Glycosylation and cross-linkage of cardiac myosin in diabetic subjects: a post-mortem study.

We have investigated the possibility that post-translational modification of myosin by protein glycosylation and cross-linking occurs in cardiac myosin. Left ventricular muscle was obtained at post-mortem from 6 diabetic and 7 non-diabetic subjects. Myosin was extracted from muscle and purified using Sephadex chromatography followed by protein concentration. Glycosylation was estimated using boronate affinity chromatography with the myosin dissolved in a pyrophosphate buffer, the glycosylated myosin being displaced with sorbitol. Cross-linkage was assessed by fluorescence at 440 nm upon excitation at 370 nm.

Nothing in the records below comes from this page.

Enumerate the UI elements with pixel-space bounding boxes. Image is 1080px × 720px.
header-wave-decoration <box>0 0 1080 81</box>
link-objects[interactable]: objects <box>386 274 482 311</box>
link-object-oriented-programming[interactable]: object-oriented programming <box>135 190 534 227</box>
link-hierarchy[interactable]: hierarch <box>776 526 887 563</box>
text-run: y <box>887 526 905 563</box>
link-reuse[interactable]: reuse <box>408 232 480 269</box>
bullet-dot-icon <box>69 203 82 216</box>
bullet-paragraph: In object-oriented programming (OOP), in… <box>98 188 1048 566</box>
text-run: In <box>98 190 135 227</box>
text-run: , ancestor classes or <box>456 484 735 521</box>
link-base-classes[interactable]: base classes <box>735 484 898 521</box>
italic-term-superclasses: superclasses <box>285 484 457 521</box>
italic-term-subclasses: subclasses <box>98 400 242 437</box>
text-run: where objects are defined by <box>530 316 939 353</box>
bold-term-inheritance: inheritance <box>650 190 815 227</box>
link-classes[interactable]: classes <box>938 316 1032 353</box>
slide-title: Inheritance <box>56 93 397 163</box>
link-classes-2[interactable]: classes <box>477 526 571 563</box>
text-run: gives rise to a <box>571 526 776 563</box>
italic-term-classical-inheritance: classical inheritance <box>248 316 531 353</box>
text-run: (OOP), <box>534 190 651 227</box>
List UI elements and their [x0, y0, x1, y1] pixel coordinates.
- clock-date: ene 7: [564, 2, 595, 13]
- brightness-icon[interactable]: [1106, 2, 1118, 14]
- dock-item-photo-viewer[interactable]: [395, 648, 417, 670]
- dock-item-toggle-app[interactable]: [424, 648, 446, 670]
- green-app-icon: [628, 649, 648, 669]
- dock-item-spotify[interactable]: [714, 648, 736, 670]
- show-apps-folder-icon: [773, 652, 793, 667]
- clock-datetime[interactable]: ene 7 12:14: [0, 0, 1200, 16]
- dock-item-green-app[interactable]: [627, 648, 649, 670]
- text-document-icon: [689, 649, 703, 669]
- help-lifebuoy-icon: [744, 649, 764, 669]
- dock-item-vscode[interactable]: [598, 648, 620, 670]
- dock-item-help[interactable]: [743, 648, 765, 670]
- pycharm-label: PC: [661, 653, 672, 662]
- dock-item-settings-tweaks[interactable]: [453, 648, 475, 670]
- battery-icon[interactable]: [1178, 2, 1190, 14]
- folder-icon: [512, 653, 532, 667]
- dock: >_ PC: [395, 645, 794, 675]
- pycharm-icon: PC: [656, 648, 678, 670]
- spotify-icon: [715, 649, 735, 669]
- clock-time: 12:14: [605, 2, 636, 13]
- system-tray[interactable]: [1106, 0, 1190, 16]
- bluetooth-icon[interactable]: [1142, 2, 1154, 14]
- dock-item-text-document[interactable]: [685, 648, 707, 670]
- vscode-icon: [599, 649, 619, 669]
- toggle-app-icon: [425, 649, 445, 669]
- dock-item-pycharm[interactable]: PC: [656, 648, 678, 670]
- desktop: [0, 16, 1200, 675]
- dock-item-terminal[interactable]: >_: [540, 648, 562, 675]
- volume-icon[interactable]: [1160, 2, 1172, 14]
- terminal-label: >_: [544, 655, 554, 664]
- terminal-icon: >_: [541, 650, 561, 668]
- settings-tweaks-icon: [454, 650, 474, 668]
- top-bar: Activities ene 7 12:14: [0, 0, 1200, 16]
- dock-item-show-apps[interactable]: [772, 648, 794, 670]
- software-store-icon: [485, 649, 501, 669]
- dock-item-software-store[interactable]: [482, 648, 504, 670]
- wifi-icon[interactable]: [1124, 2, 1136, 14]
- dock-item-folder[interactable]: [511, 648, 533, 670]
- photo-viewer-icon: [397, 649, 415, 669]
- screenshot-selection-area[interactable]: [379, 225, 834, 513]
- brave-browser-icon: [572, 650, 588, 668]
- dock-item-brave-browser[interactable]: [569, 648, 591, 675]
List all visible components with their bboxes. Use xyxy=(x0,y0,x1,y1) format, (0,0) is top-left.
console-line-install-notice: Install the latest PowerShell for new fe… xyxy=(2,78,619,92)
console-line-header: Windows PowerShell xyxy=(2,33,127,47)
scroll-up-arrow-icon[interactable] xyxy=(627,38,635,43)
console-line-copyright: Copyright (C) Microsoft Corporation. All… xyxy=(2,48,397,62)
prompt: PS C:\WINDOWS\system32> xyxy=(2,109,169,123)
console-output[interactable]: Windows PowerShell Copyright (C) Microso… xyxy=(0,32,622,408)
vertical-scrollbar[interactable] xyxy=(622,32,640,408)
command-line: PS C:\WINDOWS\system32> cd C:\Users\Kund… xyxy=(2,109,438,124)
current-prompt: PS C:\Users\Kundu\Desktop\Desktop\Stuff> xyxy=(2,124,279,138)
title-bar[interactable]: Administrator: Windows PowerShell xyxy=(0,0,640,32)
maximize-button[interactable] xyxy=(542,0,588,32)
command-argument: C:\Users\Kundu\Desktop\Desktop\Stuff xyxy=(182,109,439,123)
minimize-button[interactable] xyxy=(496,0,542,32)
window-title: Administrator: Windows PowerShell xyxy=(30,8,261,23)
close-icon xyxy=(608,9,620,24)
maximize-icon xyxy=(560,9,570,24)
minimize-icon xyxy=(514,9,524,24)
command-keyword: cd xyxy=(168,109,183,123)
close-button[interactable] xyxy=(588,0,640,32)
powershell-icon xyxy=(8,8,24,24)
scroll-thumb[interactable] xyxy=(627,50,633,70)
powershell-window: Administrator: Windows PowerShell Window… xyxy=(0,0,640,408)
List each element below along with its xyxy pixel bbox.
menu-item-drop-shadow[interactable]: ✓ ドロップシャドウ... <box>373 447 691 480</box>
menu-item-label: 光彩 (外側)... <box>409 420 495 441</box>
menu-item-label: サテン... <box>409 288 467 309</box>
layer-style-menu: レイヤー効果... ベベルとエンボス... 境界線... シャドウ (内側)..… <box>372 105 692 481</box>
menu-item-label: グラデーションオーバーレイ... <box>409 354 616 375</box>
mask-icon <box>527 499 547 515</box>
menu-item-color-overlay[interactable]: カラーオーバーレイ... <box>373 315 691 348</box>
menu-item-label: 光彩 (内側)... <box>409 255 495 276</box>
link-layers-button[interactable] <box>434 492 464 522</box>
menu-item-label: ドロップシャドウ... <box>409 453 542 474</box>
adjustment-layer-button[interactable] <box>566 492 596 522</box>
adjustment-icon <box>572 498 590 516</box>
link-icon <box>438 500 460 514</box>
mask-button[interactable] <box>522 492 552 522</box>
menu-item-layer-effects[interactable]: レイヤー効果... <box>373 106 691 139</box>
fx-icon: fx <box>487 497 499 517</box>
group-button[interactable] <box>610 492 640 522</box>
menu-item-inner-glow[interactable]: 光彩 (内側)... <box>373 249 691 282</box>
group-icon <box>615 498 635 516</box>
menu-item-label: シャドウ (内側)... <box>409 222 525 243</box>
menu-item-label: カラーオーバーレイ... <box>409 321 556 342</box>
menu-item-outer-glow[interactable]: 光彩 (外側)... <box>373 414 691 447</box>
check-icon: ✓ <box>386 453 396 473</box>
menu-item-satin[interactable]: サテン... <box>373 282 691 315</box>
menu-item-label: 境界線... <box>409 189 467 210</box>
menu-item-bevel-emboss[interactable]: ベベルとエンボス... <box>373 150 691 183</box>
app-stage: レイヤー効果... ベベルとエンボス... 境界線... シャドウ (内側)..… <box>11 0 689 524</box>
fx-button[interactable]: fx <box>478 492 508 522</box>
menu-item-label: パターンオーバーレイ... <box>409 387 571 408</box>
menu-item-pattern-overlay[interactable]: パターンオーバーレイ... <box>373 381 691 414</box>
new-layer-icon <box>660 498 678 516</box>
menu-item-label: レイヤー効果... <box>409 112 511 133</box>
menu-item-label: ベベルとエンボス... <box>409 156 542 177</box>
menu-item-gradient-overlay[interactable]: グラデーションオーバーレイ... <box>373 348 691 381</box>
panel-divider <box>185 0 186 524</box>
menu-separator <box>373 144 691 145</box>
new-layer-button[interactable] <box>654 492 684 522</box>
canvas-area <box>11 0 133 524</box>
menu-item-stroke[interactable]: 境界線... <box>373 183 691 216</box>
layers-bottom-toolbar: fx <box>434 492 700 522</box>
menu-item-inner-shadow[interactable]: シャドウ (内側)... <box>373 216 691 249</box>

Diabetic subjects had significantly higher levels (p less than 0.02) of glycosylated myosin (median 6.0% (range 3.8-6.6%] than non-diabetic subjects (median 2.4% (range 0.3-4.2%] but there was no difference in the degree of cross-linkage as assessed by fluorescence (diabetic median 9.8 (range 6.5-17.0) arbitrary units; non-diabetic median 9.7 (range 6.0-11.4) arbitrary units). Glycosylation of left ventricular myosin may be of relevance to the excess risk of congestive cardiac failure in diabetic patients.